Nias Island
"The island where boys still leap two-meter stone walls to prove they're men, and the wave breaks exactly like the surf mags promised."
An island that jumps stone walls, rides perfect waves, and still keeps its megalithic villages half-hidden in the hills — Sumatra's strangest, most stubborn outpost.
I flew into Binaka airport expecting a surf trip and left with a completely different island in my head. Nias sits about 125 kilometers off Sumatra’s west coast, closer in spirit to the Mentawais than to the mainland it technically belongs to, and it has spent centuries being one of the most isolated cultures in the archipelago — isolated enough that its megalithic traditions, largely erased elsewhere in Indonesia by Hindu-Buddhist and later Islamic influence, survived here more or less intact into living memory.
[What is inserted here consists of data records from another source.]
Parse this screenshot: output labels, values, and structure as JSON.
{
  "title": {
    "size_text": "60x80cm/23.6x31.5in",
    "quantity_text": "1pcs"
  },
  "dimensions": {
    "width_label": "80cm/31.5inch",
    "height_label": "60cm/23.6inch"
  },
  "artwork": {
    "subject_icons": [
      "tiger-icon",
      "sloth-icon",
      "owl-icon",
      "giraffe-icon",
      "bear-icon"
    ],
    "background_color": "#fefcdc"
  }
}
The image everyone knows is the stone jump, or fahombo batu, and I’ll admit I went to Bawömataluo village half-expecting a tourist reenactment. It isn’t one, or wasn’t always — the tradition dates back to when South Nias clans built their villages on hilltops for defense and needed a rite of passage that proved a young man could clear an enemy’s fortifications in a single leap. The stone structure in Bawömataluo stands about two meters tall with a narrow top edge, and watching a teenager sprint the run-up, launch, and clear it clean — landing without so much as brushing the top stone — is one of those moments where you understand a tradition in your stomach rather than your head. The village itself, perched on a ridge with royal houses (omo sebua) built from massive ironwood beams without a single nail, is a UNESCO tentative World Heritage site, and it earned that status honestly: nothing about the construction feels performed for visitors, it just happens to be spectacular.
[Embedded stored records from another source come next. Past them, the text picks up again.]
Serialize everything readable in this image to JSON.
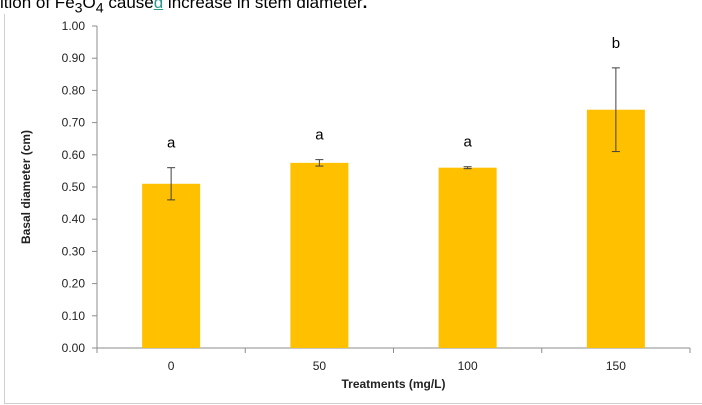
{
  "caption": {
    "prefix": "ition of Fe",
    "sub3": "3",
    "mid": "O",
    "sub4": "4",
    "cause_pre": " cause",
    "cause_d": "d",
    "rest": " increase in stem diameter",
    "period": "."
  },
  "chart_data": {
    "type": "bar",
    "categories": [
      "0",
      "50",
      "100",
      "150"
    ],
    "values": [
      0.51,
      0.575,
      0.56,
      0.74
    ],
    "errors": [
      0.05,
      0.01,
      0.003,
      0.13
    ],
    "significance_labels": [
      "a",
      "a",
      "a",
      "b"
    ],
    "xlabel": "Treatments (mg/L)",
    "ylabel": "Basal diameter (cm)",
    "ylim": [
      0,
      1.0
    ],
    "yticks": [
      "0.00",
      "0.10",
      "0.20",
      "0.30",
      "0.40",
      "0.50",
      "0.60",
      "0.70",
      "0.80",
      "0.90",
      "1.00"
    ],
    "grid": false,
    "bar_color": "#FFC000",
    "error_color": "#404040"
  }
}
The wave that started it all
Long before Nias was a name Indonesian tourism boards used, it was a name whispered among surfers. Lagundri Bay and its Sorake Beach produce a right-hand reef break that surf journalists in the 1970s put in the same conversation as Uluwatu and G-Land, and the swell here — funneled straight off the Indian Ocean with nothing to slow it down — is remarkably consistent through the May-to-September season. What struck me wasn’t the wave itself, which is every bit as good as advertised, but how small the scene around it still feels compared to Bali. A string of simple losmen along the bay, a handful of warungs, fishermen mending nets a hundred meters from surfers waiting for sets — it has the unhurried, slightly worn feel of a place that peaked in reputation before it peaked in infrastructure, and I mean that as a compliment.

Nias has also been repeatedly, brutally tested by the earth beneath it. The December 2004 tsunami hit the island hard, and just three months later, in March 2005, a magnitude 8.6 earthquake killed hundreds more and leveled entire coastal towns — Nias sits directly on the same subduction zone that produced the Boxing Day disaster. Gunungsitoli, the main town, still shows the seams of that rebuilding: newer concrete alongside older wood, a visible layer of history that nobody’s trying to hide. It gives the island a resilience that’s easy to sense even if you never ask about it directly — people here have rebuilt more than once and kept the traditions that mattered anyway.
When to go: May through September for the best surf swells and driest weather; the shoulder months of April and October offer smaller crowds with still-decent waves if you’re more interested in the villages than the barrels.